When I was a teenager caught up in the juvenile justice system, I learned something President Trump refuses to acknowledge: the system fails most kids it touches, and treating children like enemies of the state makes communities less safe.
This week, Trump announced plans to deploy 800 National Guard troops to Washington D.C., threatening that cities like Oakland and Baltimore could be next. Simultaneously, he’s demanding that D.C. prosecute kids as young as 14 as adults. It’s the same failed playbook — respond to complex social problems with more police, more cages for children, and now, soldiers on American streets.
What makes this particularly absurd is that crime is actually falling in the cities he’s threatening. Baltimore is experiencing one of its lowest homicide rates in decades, down 23 percent from last year alone. My hometown of Oakland has seen similar progress through community investment, not militarization.
Trump’s rhetoric diverges sharply from what actually transforms young lives. For instance, my co-worker J. Vasquez was sentenced to 31 years-to-life in adult prison when he was 16 — exactly the kind of punishment the president is championing. The system wrote Vasquez off completely. Despite every obstacle the adult prison system threw at him, Vasquez earned six associate degrees with honors and co-founded mentoring programs for other incarcerated young people.
Today, Vasquez is the policy and legal services manager at Communities United for Restorative Youth Justice in Oakland, where I work. He graduated summa cum laude from San Francisco State University. But Vasquez’s transformation happened in spite of being tried as an adult, not because of it.

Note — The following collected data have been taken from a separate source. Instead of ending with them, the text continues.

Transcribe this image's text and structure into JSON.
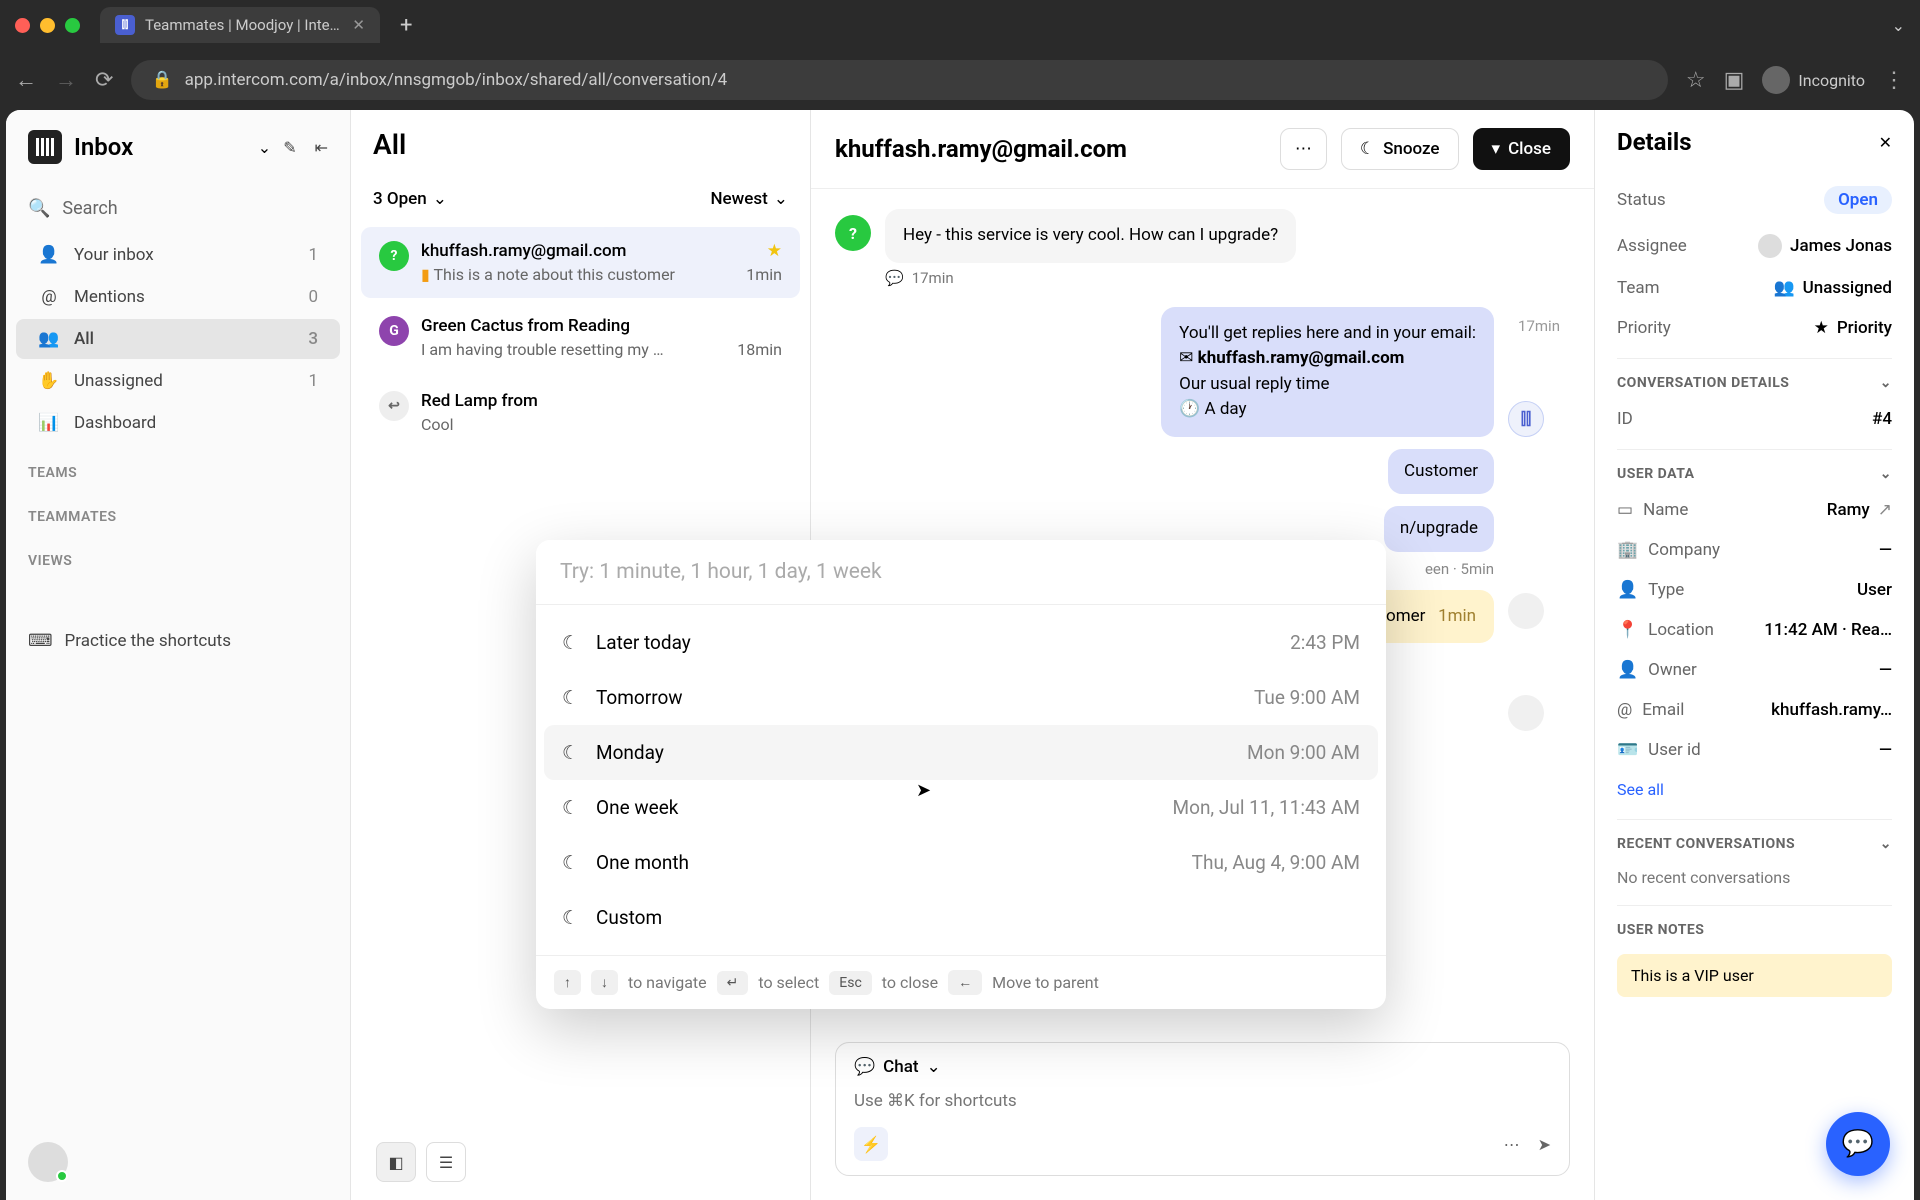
{
  "browser": {
    "tab_title": "Teammates | Moodjoy | Intercom",
    "url": "app.intercom.com/a/inbox/nnsgmgob/inbox/shared/all/conversation/4",
    "incognito_label": "Incognito"
  },
  "sidebar": {
    "title": "Inbox",
    "search": "Search",
    "items": [
      {
        "icon": "user-icon",
        "label": "Your inbox",
        "count": "1"
      },
      {
        "icon": "at-icon",
        "label": "Mentions",
        "count": "0"
      },
      {
        "icon": "people-icon",
        "label": "All",
        "count": "3",
        "active": true
      },
      {
        "icon": "hand-icon",
        "label": "Unassigned",
        "count": "1"
      },
      {
        "icon": "chart-icon",
        "label": "Dashboard",
        "count": ""
      }
    ],
    "section_teams": "TEAMS",
    "section_teammates": "TEAMMATES",
    "section_views": "VIEWS",
    "shortcuts": "Practice the shortcuts"
  },
  "conv_list": {
    "title": "All",
    "filter_open": "3 Open",
    "filter_sort": "Newest",
    "items": [
      {
        "avatar": "?",
        "avatar_class": "green",
        "from": "khuffash.ramy@gmail.com",
        "starred": true,
        "preview": "This is a note about this customer",
        "note": true,
        "time": "1min",
        "selected": true
      },
      {
        "avatar": "G",
        "avatar_class": "purple",
        "from": "Green Cactus from Reading",
        "preview": "I am having trouble resetting my …",
        "time": "18min"
      },
      {
        "avatar": "↩",
        "avatar_class": "reply",
        "from": "Red Lamp from",
        "preview": "Cool",
        "time": ""
      }
    ]
  },
  "main": {
    "title": "khuffash.ramy@gmail.com",
    "snooze": "Snooze",
    "close": "Close",
    "messages": {
      "incoming_text": "Hey - this service is very cool. How can I upgrade?",
      "incoming_time": "17min",
      "auto_reply_line1": "You'll get replies here and in your email:",
      "auto_reply_email": "khuffash.ramy@gmail.com",
      "auto_reply_line2": "Our usual reply time",
      "auto_reply_line3": "🕐 A day",
      "auto_time": "17min",
      "cust_tag": "Customer",
      "upgrade_link": "n/upgrade",
      "seen": "een · 5min",
      "note_text": "customer",
      "note_time": "1min"
    },
    "composer": {
      "mode": "Chat",
      "placeholder": "Use ⌘K for shortcuts"
    }
  },
  "details": {
    "title": "Details",
    "status_label": "Status",
    "status_value": "Open",
    "assignee_label": "Assignee",
    "assignee_value": "James Jonas",
    "team_label": "Team",
    "team_value": "Unassigned",
    "priority_label": "Priority",
    "priority_value": "Priority",
    "section_conv": "CONVERSATION DETAILS",
    "id_label": "ID",
    "id_value": "#4",
    "section_user": "USER DATA",
    "name_label": "Name",
    "name_value": "Ramy",
    "company_label": "Company",
    "company_value": "—",
    "type_label": "Type",
    "type_value": "User",
    "location_label": "Location",
    "location_value": "11:42 AM · Rea…",
    "owner_label": "Owner",
    "owner_value": "—",
    "email_label": "Email",
    "email_value": "khuffash.ramy…",
    "userid_label": "User id",
    "userid_value": "—",
    "see_all": "See all",
    "section_recent": "RECENT CONVERSATIONS",
    "recent_empty": "No recent conversations",
    "section_notes": "USER NOTES",
    "note_text": "This is a VIP user"
  },
  "snooze": {
    "placeholder": "Try: 1 minute, 1 hour, 1 day, 1 week",
    "items": [
      {
        "label": "Later today",
        "time": "2:43 PM"
      },
      {
        "label": "Tomorrow",
        "time": "Tue 9:00 AM"
      },
      {
        "label": "Monday",
        "time": "Mon 9:00 AM",
        "hover": true
      },
      {
        "label": "One week",
        "time": "Mon, Jul 11, 11:43 AM"
      },
      {
        "label": "One month",
        "time": "Thu, Aug 4, 9:00 AM"
      },
      {
        "label": "Custom",
        "time": ""
      }
    ],
    "hint_nav": "to navigate",
    "hint_select": "to select",
    "hint_close": "to close",
    "hint_close_key": "Esc",
    "hint_parent": "Move to parent"
  }
}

Vasquez’s story reflects what we see across our programs. We work with more than 100 young people each year — kids the system has given up on. Yet 94 percent of our participants report increased belonging and emotional wellness, while 100 percent develop new skills. Compare that to California’s juvenile halls, which cost taxpayers an average of more than $300,000 per youth per year to incarcerate, yet sees very high recidivism rates. We’re literally spending more than a quarter-million dollars per child to make them more likely to commit future crimes.
The data is overwhelming. In Oakland — one of the cities Trump has threatened with National Guard deployment — Community Works West found that youth in their restorative justice program had just a 13 percent recidivism rate over two years, at one-fifth the cost of traditional prosecution. Research consistently shows that youth processed in adult systems have higher recidivism rates than those in age-appropriate programs.
Baltimore, another city in Trump’s sights, offers an even starker example. Under Mayor Brandon Scott’s leadership, the city is experiencing its lowest homicide rate on record through 42 summer youth camps, extended recreation center hours, and violence interruption programs that employ former offenders to mediate conflicts. Not through National Guard troops or adult prosecutions of children, but through investment in young people. Treating kids like kids.
The choice isn’t complicated. We can follow Trump’s path toward militarization and mass incarceration of children — creating more victims while wasting taxpayer dollars. Or we can follow the lead of cities like Baltimore and Oakland, investing in programs that actually work.
Crime rates are dropping across the country, including in D.C. where crime fell 35 percent in 2024. The last thing we need is a return to failed “tough on crime” policies that destroyed generations of young lives while making communities less safe.
I know what it’s like to be written off by a system that sees only your worst moment. Kids need care, not cages. They need mentors who understand their struggles, communities that see their potential, and leaders who believe in second chances. Trump has a documented history of rushing to judgment on young people of color — he once called for the execution of five Black and Latino teenagers in the Central Park Five case, who were later exonerated by DNA evidence. We cannot let him repeat those mistakes on a national scale.
Vamsey Palagummi is managing director of Communities United for Restorative Youth Justice whose commitment to supporting underserved populations comes from his own experience as a youth, spending time in juvenile hall and being placed on probation.